MCP servers provide tool definitions in this format:

MCP tool schema
{
  "name": "search_code",
  "description": "Search code in a repository",
  "inputSchema": {
    "type": "object",
    "properties": {
      "repository": {
        "type": "string",
        "description": "Repository name"
      },
      "query": {
        "type": "string",
        "description": "Search query"
      }
    },
    "required": ["repository", "query"]
  }
}

DeepFabric extracts name, description, and inputSchema.

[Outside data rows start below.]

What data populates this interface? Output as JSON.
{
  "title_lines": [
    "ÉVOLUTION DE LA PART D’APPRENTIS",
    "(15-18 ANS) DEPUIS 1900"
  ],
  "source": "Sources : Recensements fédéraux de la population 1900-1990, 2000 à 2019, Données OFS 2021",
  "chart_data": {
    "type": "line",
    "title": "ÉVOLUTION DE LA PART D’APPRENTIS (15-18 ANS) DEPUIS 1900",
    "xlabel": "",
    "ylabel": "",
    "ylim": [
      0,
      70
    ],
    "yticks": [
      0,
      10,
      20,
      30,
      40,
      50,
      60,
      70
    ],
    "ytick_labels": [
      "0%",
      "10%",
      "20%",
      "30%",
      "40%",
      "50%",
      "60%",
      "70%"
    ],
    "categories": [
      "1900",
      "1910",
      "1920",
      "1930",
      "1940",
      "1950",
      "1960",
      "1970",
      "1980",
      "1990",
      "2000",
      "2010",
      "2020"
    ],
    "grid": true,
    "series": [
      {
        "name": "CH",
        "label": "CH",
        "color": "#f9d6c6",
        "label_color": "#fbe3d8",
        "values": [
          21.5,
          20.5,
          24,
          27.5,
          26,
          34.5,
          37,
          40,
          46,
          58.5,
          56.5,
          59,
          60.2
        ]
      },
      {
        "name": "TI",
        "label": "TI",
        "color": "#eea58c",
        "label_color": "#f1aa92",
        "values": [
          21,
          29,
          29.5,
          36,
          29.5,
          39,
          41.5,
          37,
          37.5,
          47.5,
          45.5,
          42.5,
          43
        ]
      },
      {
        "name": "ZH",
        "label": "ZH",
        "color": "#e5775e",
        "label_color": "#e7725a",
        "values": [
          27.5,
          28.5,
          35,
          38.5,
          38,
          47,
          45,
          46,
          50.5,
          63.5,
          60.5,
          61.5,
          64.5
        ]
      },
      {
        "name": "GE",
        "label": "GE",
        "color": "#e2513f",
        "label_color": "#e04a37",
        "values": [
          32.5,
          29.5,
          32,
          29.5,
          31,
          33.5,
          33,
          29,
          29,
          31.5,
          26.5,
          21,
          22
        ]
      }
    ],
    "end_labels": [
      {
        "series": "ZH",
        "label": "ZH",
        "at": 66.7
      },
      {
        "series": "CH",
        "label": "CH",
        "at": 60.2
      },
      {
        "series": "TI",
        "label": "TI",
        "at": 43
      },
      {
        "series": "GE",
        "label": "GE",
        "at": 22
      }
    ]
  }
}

Other MCP fields (like annotations) are ignored.

Output Format

Generated datasets include OpenAI-format tool definitions:

Dataset tool format
{
  "tools": [
    {
      "type": "function",
      "function": {
        "name": "search_code",
        "description": "Search code in a repository",
        "parameters": {
          "type": "object",
          "properties": {
            "repository": {"type": "string"},
            "query": {"type": "string"}
          },
          "required": ["repository", "query"]
        }
      }
    }
  ]
}

Framework Compatibility

This format is compatible with OpenAI, TRL, and most training frameworks.

Building Mock Data Files

For comprehensive setups, organize mock data in a JSON file:

mock-data.json
{
  "description": "Mock data for GitHub tools",
  "version": "1.0.0",
  "mockResponses": {
    "get_file_contents": {
      "defaultResponse": {
        "path": "{{path}}",
        "content": "Default content for {{path}}",
        "sha": "abc123"
      }
    },
    "list_issues": {
      "defaultResponse": {
        "totalCount": 0,
        "nodes": []
      }
    }
  },
  "fixtures": {
    "get_file_contents": [
      {
        "match": {"path": "README.md"},
        "response": {
          "path": "README.md",
          "content": "# Project\n\nWelcome to the project.",
          "sha": "readme123"
        }
      }
    ],
    "list_issues": [
      {
        "match": {"owner": "acme-corp", "repo": "web-platform"},
        "response": {
          "totalCount": 3,
          "nodes": [
            {"number": 342, "title": "Auth bug", "state": "OPEN"},
            {"number": 341, "title": "Dark mode", "state": "OPEN"}
          ]
        }
      }
    ]
  }
}

Load with a script:

load-mock-data.sh
#!/bin/bash
BASE_URL="${1:-http://localhost:3000}"
DATA_FILE="mock-data.json"

# Load default responses
for tool in $(jq -r '.mockResponses | keys[]' "$DATA_FILE"); do
    response=$(jq -c ".mockResponses.\"$tool\".defaultResponse" "$DATA_FILE")
    if [ "$response" != "null" ]; then
        curl -s -X POST "$BASE_URL/mock/update-response" \
            -H "Content-Type: application/json" \
            -d "{\"name\": \"$tool\", \"mockResponse\": $response}"
    fi
done

# Load fixtures
for tool in $(jq -r '.fixtures | keys[]' "$DATA_FILE"); do
    fixture_count=$(jq -r ".fixtures.\"$tool\" | length" "$DATA_FILE")
    for i in $(seq 0 $((fixture_count - 1))); do
        match=$(jq -c ".fixtures.\"$tool\"[$i].match" "$DATA_FILE")
        response=$(jq -c ".fixtures.\"$tool\"[$i].response" "$DATA_FILE")
        curl -s -X POST "$BASE_URL/mock/add-fixture" \
            -H "Content-Type: application/json" \
            -d "{\"name\": \"$tool\", \"match\": $match, \"response\": $response}"
    done
done

Complete Examples

See working examples in the repository:

API Reference

Endpoint Method Description
/mock/load-schema POST Load tool definitions from JSON
/mock/pull POST Pull tools from MCP server
/mock/execute POST Execute a tool
/mock/update-response POST Set default mock response
/mock/add-fixture POST Add argument-specific fixture
/mock/list-tools GET List loaded tools
/mock/clear POST Clear all tools

Execute Request Format

{
  "name": "tool_name",
  "arguments": {"arg1": "value1"}
}

Different from VFS

Mock uses name and arguments. VFS uses tool and args.